Initiating an Enhanced Recovery Pathway Program: An Anesthesiology Department’s Perspective
Christopher L. Wu, MD; Andrew R. Benson, CRNA; Deborah B. Hobson, RN, BSN; Claro Pio Roda, MHS; Renee Demski, RN, MSW, MBA; Daniel J. Galante, DO; Andrew Page, MD; Peter J. Pronovost, MD, PhD, FCCM; Elizabeth C. Wick, MD
At The Johns Hopkins Hospital, Baltimore, Maryland, an integrated enhanced recovery pathway (ERP) was developed for colorectal surgery patients. To develop the technical components of the anesthesiology portion of the ERP, evidence on enhanced recovery was reviewed and the limitations of the hospital infrastructure and policies were considered. After six months of implementation, length of stay decreased by 45 percent.
Case Studies in Brief
A Medical Resident–Pharmacist Collaboration Improves the Rate of Medication Reconciliation Verification at Discharge
Daniel A. Caroff, MD; Therese Bittermann, MD; Charles E. Leonard, PharmD, MSCE; Gene A. Gibson, PharmD; Jennifer S. Myers, MD
At the Hospital of the University of Pennsylvania, Philadelphia, the rate of pharmacist review of discharge medication lists was only 60–70 percent, potentially enabling medication errors to go unnoticed. In response, a new work flow was developed to include a pharmacists’ review of medical resident discharge medication lists. For 981 pre- and 1,207 post-intervention discharges, the rate of pharmacist reconciliation increased from 64 to 82.4 percent (p < .0001) and the average number of errors identified and corrected by pharmacists decreased from 0.979 to 0.862 per discharge (p < .0001).
Engaging Frontline Staff in Central Line–Associated Bloodstream Infection Prevention Practice in the Wake of Superstorm Sandy
Rebecca E. Rosenberg, MD, MPH; Lea Devins, RN, MSN; Gail Geraghty, RN, BSN, MA, CPN; Steven Bock, RN, CIC; Christina A. Dugan, MS, MPH, CPNP; Marjorie Transou, RN; Michael Phillips, MD; Jennifer Lighter-Fisher, MD
In response to variation in central line–associated bloodstream infection (CLABSI) rates in a 109-bed children’s service, a team began standardizing central venous catheter care across all pediatric units. After Superstorm Sandy shuttered the hospital, the decreased clinical load provided a “downtime” opportunity to address CLABSI prevention. For the subsequent 21 months after the facility reopened, the inpatient CLABSI rate for patients < 18 years of age decreased from an annual rate of 2.7/1,000 line days (2012) to 0.6/1,000 line days (2013) to 0.5/1,000 line days as of August 2014.

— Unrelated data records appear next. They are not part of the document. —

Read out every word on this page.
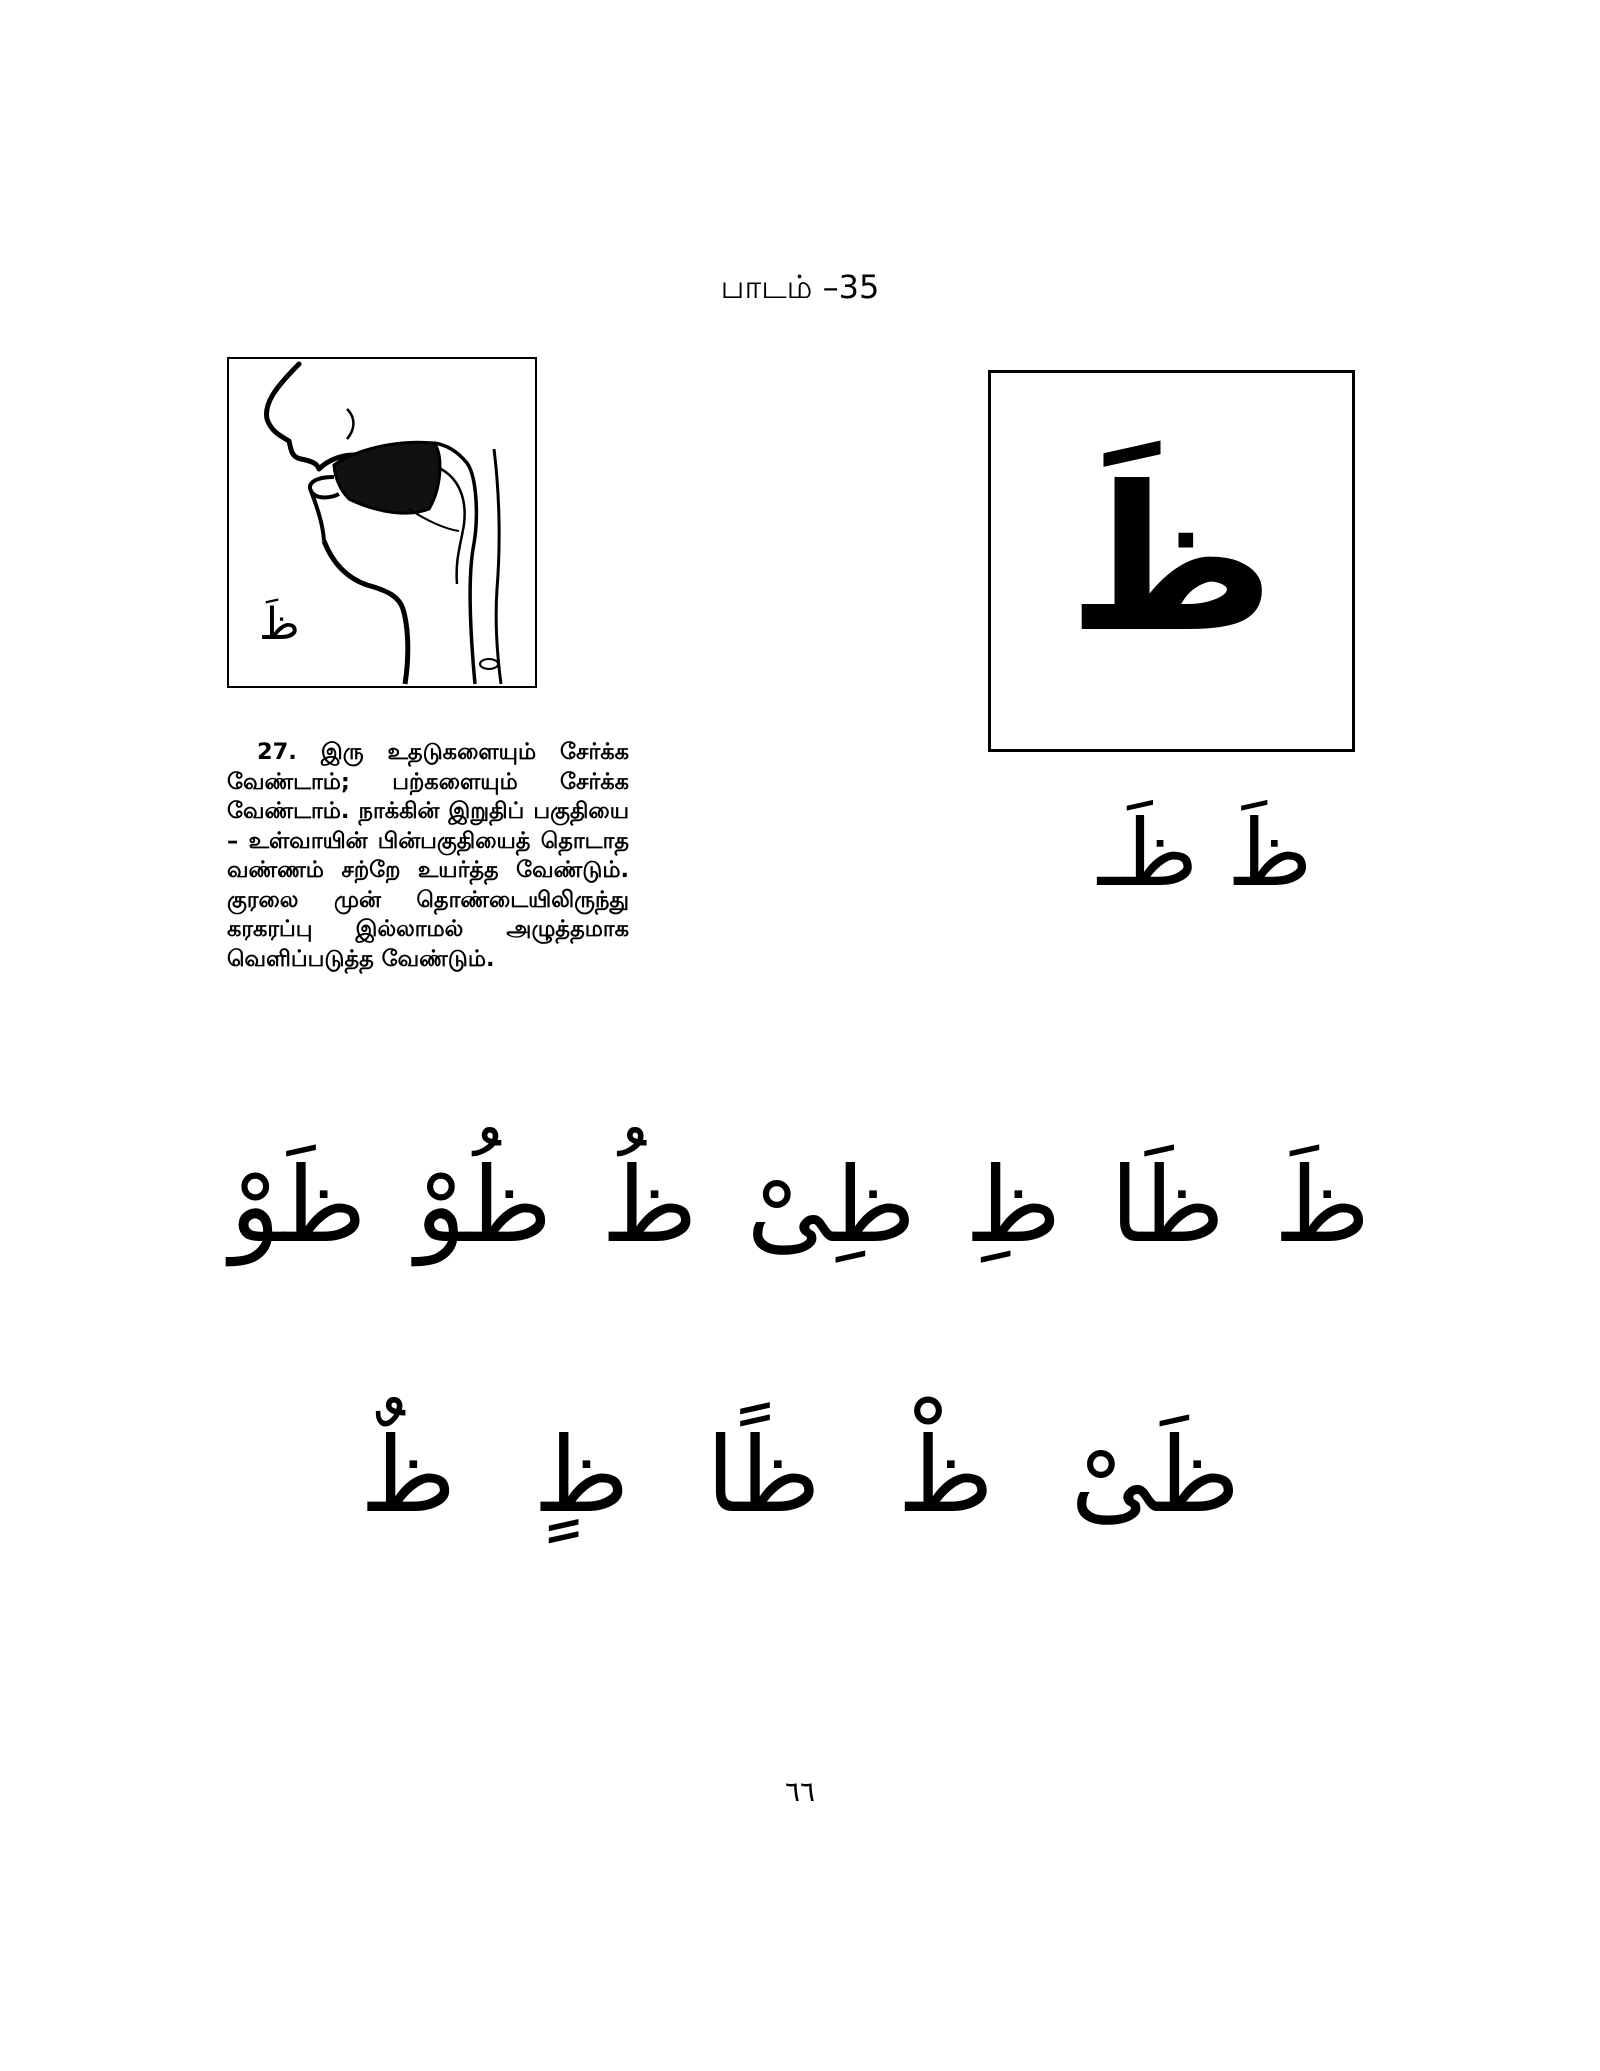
பாடம் –35
ظَ	ظَ
ظَ ظَـ

27. இரு உதடுகளையும் சேர்க்க வேண்டாம்; பற்களையும் சேர்க்க வேண்டாம். நாக்கின் இறுதிப் பகுதியை – உள்வாயின் பின்பகுதியைத் தொடாத வண்ணம் சற்றே உயர்த்த வேண்டும். குரலை முன் தொண்டையிலிருந்து கரகரப்பு இல்லாமல் அழுத்தமாக வெளிப்படுத்த வேண்டும்.

ظَ
ظَا
ظِ
ظِیْ
ظُ
ظُوْ
ظَوْ
ظَیْ
ظْ
ظًا
ظٍ
ظٌ
٦٦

Addressing Disease-Related Malnutrition in Hospitalized Patients: A Call for a National Goal
Peggi Guenter, PhD, RN, FAAN; Gordon Jensen, MD, PhD, FASPEN; Vihas Patel, MD, FACS, CNSC; Sarah Miller, PharmD, BCNSP; Kris M. Mogensen, MS, RD, LDN, CNSC; Ainsley Malone, MS, RD, CNSC, FAND; Mark Corkins, MD, SPR, CNSC, FAAP; Cindy Hamilton, MS, RD; Rose Ann DiMaria-Ghalili, PhD, RN, CNSC, FASPEN
The American Society for Parenteral and Enteral Nutrition call for increased attention to disease-related malnutrition.

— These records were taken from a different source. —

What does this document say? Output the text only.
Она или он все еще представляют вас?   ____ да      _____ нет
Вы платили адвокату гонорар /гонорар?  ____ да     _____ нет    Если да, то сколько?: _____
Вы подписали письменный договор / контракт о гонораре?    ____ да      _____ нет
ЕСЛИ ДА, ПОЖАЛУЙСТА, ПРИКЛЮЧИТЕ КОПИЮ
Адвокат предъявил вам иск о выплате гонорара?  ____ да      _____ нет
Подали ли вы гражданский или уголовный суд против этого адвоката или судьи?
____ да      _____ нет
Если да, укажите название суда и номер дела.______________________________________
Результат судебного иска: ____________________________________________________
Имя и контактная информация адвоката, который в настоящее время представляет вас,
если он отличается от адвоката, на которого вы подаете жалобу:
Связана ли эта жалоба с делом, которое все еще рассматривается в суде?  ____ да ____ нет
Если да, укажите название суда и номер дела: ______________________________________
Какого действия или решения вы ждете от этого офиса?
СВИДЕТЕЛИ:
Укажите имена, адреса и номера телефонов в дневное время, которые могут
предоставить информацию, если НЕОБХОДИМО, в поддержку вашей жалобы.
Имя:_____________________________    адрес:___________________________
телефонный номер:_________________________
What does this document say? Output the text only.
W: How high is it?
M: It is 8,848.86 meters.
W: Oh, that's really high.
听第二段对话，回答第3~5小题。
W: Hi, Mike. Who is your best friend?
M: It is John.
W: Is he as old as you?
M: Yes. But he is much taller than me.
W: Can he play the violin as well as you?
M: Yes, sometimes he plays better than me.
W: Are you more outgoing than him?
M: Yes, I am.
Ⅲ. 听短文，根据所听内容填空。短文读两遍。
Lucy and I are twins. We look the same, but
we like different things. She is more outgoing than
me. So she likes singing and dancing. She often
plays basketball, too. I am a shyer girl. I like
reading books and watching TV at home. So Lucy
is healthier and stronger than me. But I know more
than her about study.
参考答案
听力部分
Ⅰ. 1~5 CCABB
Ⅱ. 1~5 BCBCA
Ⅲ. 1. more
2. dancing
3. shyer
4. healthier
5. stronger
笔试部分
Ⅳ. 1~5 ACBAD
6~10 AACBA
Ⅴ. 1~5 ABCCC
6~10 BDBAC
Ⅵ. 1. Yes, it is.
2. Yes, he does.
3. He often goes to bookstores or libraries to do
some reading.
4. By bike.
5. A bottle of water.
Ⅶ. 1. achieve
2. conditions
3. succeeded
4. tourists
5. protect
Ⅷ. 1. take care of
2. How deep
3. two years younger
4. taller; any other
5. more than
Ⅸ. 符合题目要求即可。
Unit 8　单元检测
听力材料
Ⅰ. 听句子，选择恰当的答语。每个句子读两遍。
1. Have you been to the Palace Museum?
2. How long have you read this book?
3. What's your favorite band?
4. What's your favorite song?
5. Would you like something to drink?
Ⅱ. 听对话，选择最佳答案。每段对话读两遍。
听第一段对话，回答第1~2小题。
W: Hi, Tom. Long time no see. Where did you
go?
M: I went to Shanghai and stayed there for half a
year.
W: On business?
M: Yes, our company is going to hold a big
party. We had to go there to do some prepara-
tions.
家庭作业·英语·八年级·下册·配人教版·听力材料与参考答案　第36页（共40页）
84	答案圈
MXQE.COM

SQUIRE 2.0 (Standards for QUality Improvement Reporting Excellence): Revised Publication Guidelines from a Detailed Consensus Process
Greg Ogrinc, MD, MS; Louise Davies, MD, MS; Daisy Goodman, DNP, MPH; Paul Batalden, MD; Frank Davidoff, MD; David Stevens, MD
This article, which is also being published elsewhere, presents the revised SQUIRE 2.0 publication guidelines, along with a rationale for the changes made since the original guidelines’ release in 2008.